You can come to New York with a dream, but the capitalist machine seems fuelled by dreams of poor kids with ambitions above our stations. We want to create, but we end up being the restaurant workers or, at best, the office drones. In cities like the New York I knew, there was no room for writers, artists, musicians without healthy parental subsidies on their cost of living. So we set aside our music to do a coding bootcamp. We bow to the gods of higher education funding. We mold ourselves into the clean lines of upper middle class groupthink. We could change ourselves, or we could leave the city. And still, we stay, because the city drives us.


This was what happened to me: I wanted to write, yet I ended up with a fundraising (ahem, “development”) job with a nonprofit. The work I do is decent, it’s clean, it comes with a degree of dignity, yet I’m underpaid and overworked and unfulfilled. I think about leaving my job and going off in search of fulfillment, even if that means I have to take a retail or food service job for a period of time. Yet I’m stuck. To give up stable employment could well mean that I won’t pay the rent next month, and this is not a gamble that I’m willing to make.


So why do I stay? Why don’t I join the legions taking advantage of remote work possibilities to set up lives in cheaper places? The answer is bound up in the romanticism of my 14-year-old self, who visited New York for the first time and promised to live there someday; the answer is in the view of six stories of fire escapes outside my bedroom window; the answer is in the Puerto Rican music that drifts through the early autumn air. Underneath the broad brush strokes of unchecked greed and exploitation, there’s still something beautiful and complex underneath all of the chain stores and luxury highrises. There are still communities that have managed to keep their neighborhoods safe from the grasping hands of developers; there are transplants from all different parts of the world, who came to New York because we need its energy, because we need its anything-is-possible mythology. We’re the ones who are sticking around, and I hope we’ll have a say in determining the shape of a post-pandemic New York.

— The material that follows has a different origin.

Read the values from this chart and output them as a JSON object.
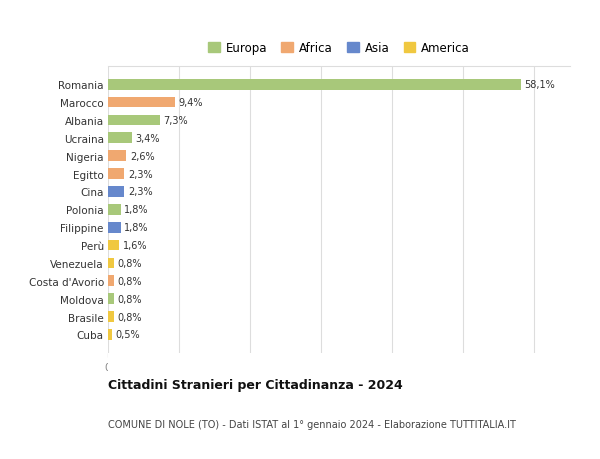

This isn’t to minimize the horrors we’ve all witnessed over the past months, as sirens wailed throughout the night and we’d wake up each morning to check the COVID case count. On a personal level, I know that I’ve gotten through this period largely unscathed, and that’s why I have the luxury of these idealistic reflections on the future of New York. Disclaimers aside, though, I’m at a point in this awful year where I need to speculate on paths to a better future. I need to believe that the current demographic shifts will release low-to-moderate income earners from the stranglehold of control by the rich. I need to believe that rents will keep falling, that one day I’ll live in a city where your civic engagement is worth more than your investment portfolio.

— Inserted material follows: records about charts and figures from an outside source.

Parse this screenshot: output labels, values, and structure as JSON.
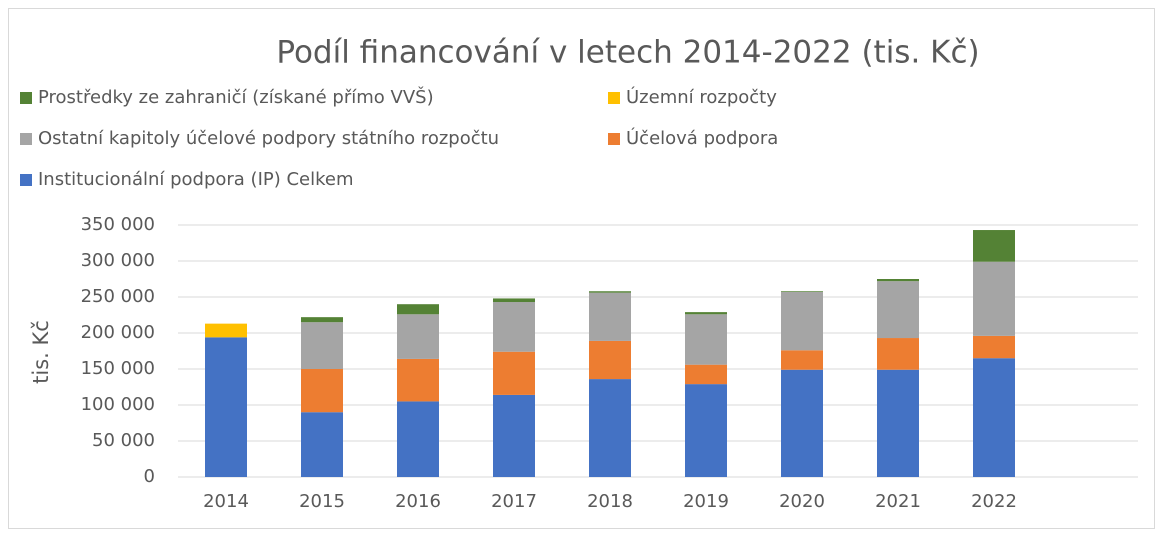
{
  "chart_data": {
    "type": "stacked_bar",
    "title": "Podíl financování v letech 2014-2022 (tis. Kč)",
    "y_label": "tis. Kč",
    "categories": [
      "2014",
      "2015",
      "2016",
      "2017",
      "2018",
      "2019",
      "2020",
      "2021",
      "2022",
      null
    ],
    "series": [
      {
        "name": "Institucionální podpora (IP) Celkem",
        "color": "#4472c4",
        "values": [
          194000,
          90000,
          105000,
          114000,
          136000,
          129000,
          149000,
          149000,
          165000,
          null
        ]
      },
      {
        "name": "Účelová podpora",
        "color": "#ed7d31",
        "values": [
          0,
          60000,
          59000,
          60000,
          53000,
          27000,
          27000,
          44000,
          31000,
          null
        ]
      },
      {
        "name": "Ostatní kapitoly účelové podpory státního rozpočtu",
        "color": "#a5a5a5",
        "values": [
          0,
          65000,
          62000,
          69000,
          67000,
          70000,
          81000,
          79000,
          103000,
          null
        ]
      },
      {
        "name": "Územní rozpočty",
        "color": "#ffc000",
        "values": [
          19000,
          0,
          0,
          0,
          0,
          0,
          0,
          0,
          0,
          null
        ]
      },
      {
        "name": "Prostředky ze zahraničí (získané přímo VVŠ)",
        "color": "#548235",
        "values": [
          0,
          7000,
          14000,
          5000,
          2000,
          3000,
          1000,
          3000,
          44000,
          null
        ]
      }
    ],
    "ylim": [
      0,
      350000
    ],
    "yticks": [
      0,
      {
        "value": 50000,
        "label": "50 000"
      },
      {
        "value": 100000,
        "label": "100 000"
      },
      {
        "value": 150000,
        "label": "150 000"
      },
      {
        "value": 200000,
        "label": "200 000"
      },
      {
        "value": 250000,
        "label": "250 000"
      },
      {
        "value": 300000,
        "label": "300 000"
      },
      {
        "value": 350000,
        "label": "350 000"
      }
    ],
    "grid": true,
    "legend": "top"
  }
}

With each article I read about wealthy New Yorkers defecting to greener pastures, an image of a more humane city takes shape in my mind. I see a New York where anyone can move and afford to live, where success isn’t determined solely by pre-existing privilege. I see a city government that stops pandering to millionaires and instead prioritizes communities. I see an economy based in small businesses rather than massive corporate entities. Perhaps I’m delusional; perhaps capital will keep winning; perhaps the tax base will become so eroded that there’s nothing left for public services. When you’re on a lower income in New York, pessimism becomes a way of life. Right now, though, I want to hope.